Security

A year after ChatGPT’s debut, is GenAI a boon or the bane of the CISO’s existence?

“In the race to innovate, developers and data scientists often unintentionally create shadow AI by introducing new AI services into their environment without the security team’s oversight,” Schindel tells CSO. “Lack of visibility makes it hard to ensure security in the AI pipeline and to protect against AI misconfigurations and vulnerabilities. Improper AI security controls can lead to critical risks, making it paramount to embed security into every part of the AI pipeline.”

Three things every company should do about generative AI

The solution, is very commonsensical. We need only step back to that which was shared in April 2023, by Code42 CISO Jadee Hanson, who was speaking specifically to the Samsung experience: “ChatGPT and AI tools can be incredibly useful and powerful, but employees need to understand what data is appropriate to be put into ChatGPT and what isn’t, and security teams need to have proper visibility to what the organization is sending to ChatGPT.”

I spoke with Terry Ray, SVP data security and field CTO for Imperva, who shared his thoughts on shadow AI, providing three key takeaways which every entity should already be doing:

  • Establish visibility into every data repository, including the “shadow” databases squirrelled away “just in case.”
  • Classify every data asset — with such, one knows the value of an asset. (Does it make sense to spend $1 million to protect an asset that is obsolete or worth far less?)
  • Monitoring and analytics — watching for the data to move to where it doesn’t belong.

Know your GenAI risk tolerance

Similarly, Rodman Ramezanian, global cloud threat lead at Skyhigh Security, noted the importance of knowing one’s risk tolerance.
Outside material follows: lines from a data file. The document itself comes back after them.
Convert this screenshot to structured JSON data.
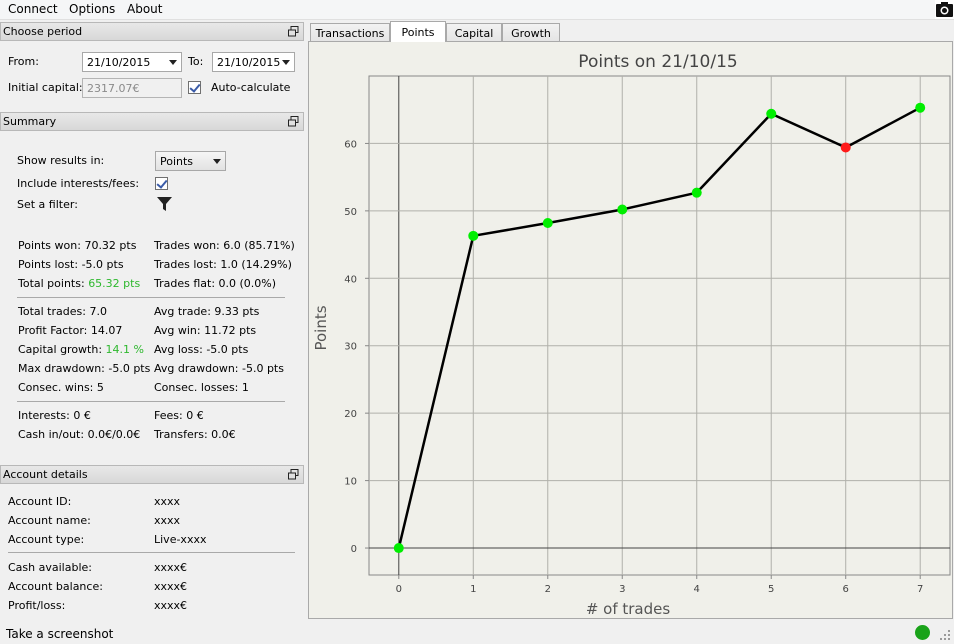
{
  "menu": {
    "connect": "Connect",
    "options": "Options",
    "about": "About"
  },
  "choose_period": {
    "title": "Choose period",
    "from_label": "From:",
    "from_value": "21/10/2015",
    "to_label": "To:",
    "to_value": "21/10/2015",
    "initial_capital_label": "Initial capital:",
    "initial_capital_value": "2317.07€",
    "auto_calculate_label": "Auto-calculate"
  },
  "summary": {
    "title": "Summary",
    "show_results_label": "Show results in:",
    "show_results_value": "Points",
    "include_interests_label": "Include interests/fees:",
    "set_filter_label": "Set a filter:",
    "points_won": "Points won: 70.32 pts",
    "trades_won": "Trades won: 6.0 (85.71%)",
    "points_lost": "Points lost: -5.0 pts",
    "trades_lost": "Trades lost: 1.0 (14.29%)",
    "total_points_label": "Total points:",
    "total_points_value": "65.32 pts",
    "trades_flat": "Trades flat: 0.0 (0.0%)",
    "total_trades": "Total trades: 7.0",
    "avg_trade": "Avg trade: 9.33 pts",
    "profit_factor": "Profit Factor: 14.07",
    "avg_win": "Avg win: 11.72 pts",
    "capital_growth_label": "Capital growth:",
    "capital_growth_value": "14.1 %",
    "avg_loss": "Avg loss: -5.0 pts",
    "max_drawdown": "Max drawdown: -5.0 pts",
    "avg_drawdown": "Avg drawdown: -5.0 pts",
    "consec_wins": "Consec. wins: 5",
    "consec_losses": "Consec. losses: 1",
    "interests": "Interests: 0 €",
    "fees": "Fees: 0 €",
    "cash_in_out": "Cash in/out: 0.0€/0.0€",
    "transfers": "Transfers: 0.0€"
  },
  "account": {
    "title": "Account details",
    "id_label": "Account ID:",
    "id_value": "xxxx",
    "name_label": "Account name:",
    "name_value": "xxxx",
    "type_label": "Account type:",
    "type_value": "Live-xxxx",
    "cash_label": "Cash available:",
    "cash_value": "xxxx€",
    "balance_label": "Account balance:",
    "balance_value": "xxxx€",
    "pl_label": "Profit/loss:",
    "pl_value": "xxxx€"
  },
  "tabs": {
    "transactions": "Transactions",
    "points": "Points",
    "capital": "Capital",
    "growth": "Growth"
  },
  "status": {
    "text": "Take a screenshot"
  },
  "colors": {
    "win_marker": "#00ee00",
    "loss_marker": "#ff1a1a",
    "line": "#000000",
    "green_text": "#2eb82e",
    "status_dot": "#1aa31a"
  },
  "chart_data": {
    "type": "line",
    "title": "Points on 21/10/15",
    "xlabel": "# of trades",
    "ylabel": "Points",
    "x": [
      0,
      1,
      2,
      3,
      4,
      5,
      6,
      7
    ],
    "y": [
      0,
      46.3,
      48.2,
      50.2,
      52.7,
      64.4,
      59.4,
      65.3
    ],
    "marker_status": [
      "win",
      "win",
      "win",
      "win",
      "win",
      "win",
      "loss",
      "win"
    ],
    "xlim": [
      -0.4,
      7.4
    ],
    "ylim": [
      -4,
      70
    ],
    "xticks": [
      0,
      1,
      2,
      3,
      4,
      5,
      6,
      7
    ],
    "yticks": [
      0,
      10,
      20,
      30,
      40,
      50,
      60
    ],
    "grid": true
  }
}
He cautioned that those who aren’t watching the outrageously fast-paced spread of large language models (LLMs) are in for a surprise.
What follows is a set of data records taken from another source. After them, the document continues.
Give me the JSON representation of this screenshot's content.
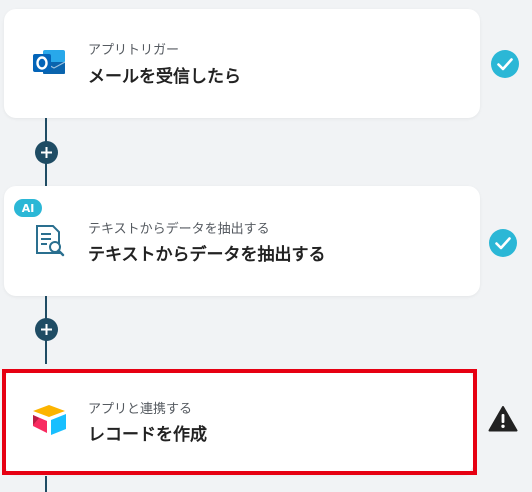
{
  "steps": [
    {
      "sub": "アプリトリガー",
      "main": "メールを受信したら",
      "icon": "outlook-icon",
      "status": "success"
    },
    {
      "badge": "AI",
      "sub": "テキストからデータを抽出する",
      "main": "テキストからデータを抽出する",
      "icon": "document-search-icon",
      "status": "success"
    },
    {
      "sub": "アプリと連携する",
      "main": "レコードを作成",
      "icon": "airtable-icon",
      "status": "warning"
    }
  ],
  "colors": {
    "background": "#f1f3f5",
    "connector": "#1f4c64",
    "success": "#2bb7d6",
    "warning": "#222222",
    "highlight": "#e60012",
    "ai_badge": "#2bb7d6"
  }
}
He opined that guardrails are not enough; users must be trained and coached on how to use sanctioned instances of AI and avoid those which are not approved and that this training/coaching should be provided dynamically and incrementally. Doing so will improve the overall security posture with each increment.    
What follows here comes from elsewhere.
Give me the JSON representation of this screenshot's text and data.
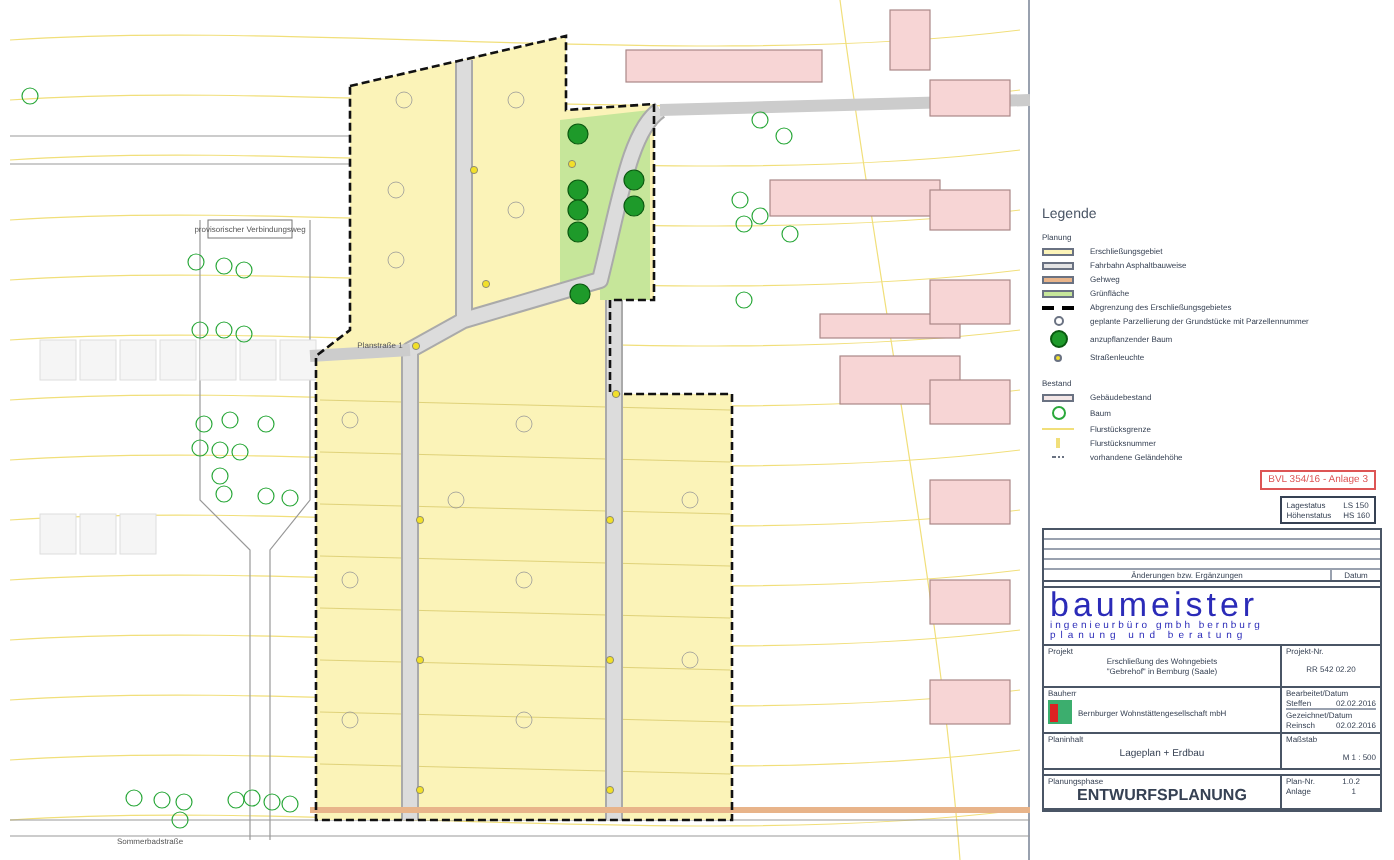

CISOs, charged with protecting the data of the company, be it intellectual property, customer information, financial forecasts, go-to-market plans, etc., can embrace or chase. Should they choose the latter, they may wish to also prepare for an uptick in incident response, as there will be incidents. If they choose the former, they will find heavy lifting ahead as they work across the enterprise in its entirety and determine what can be brought in-house, as Samsung is doing.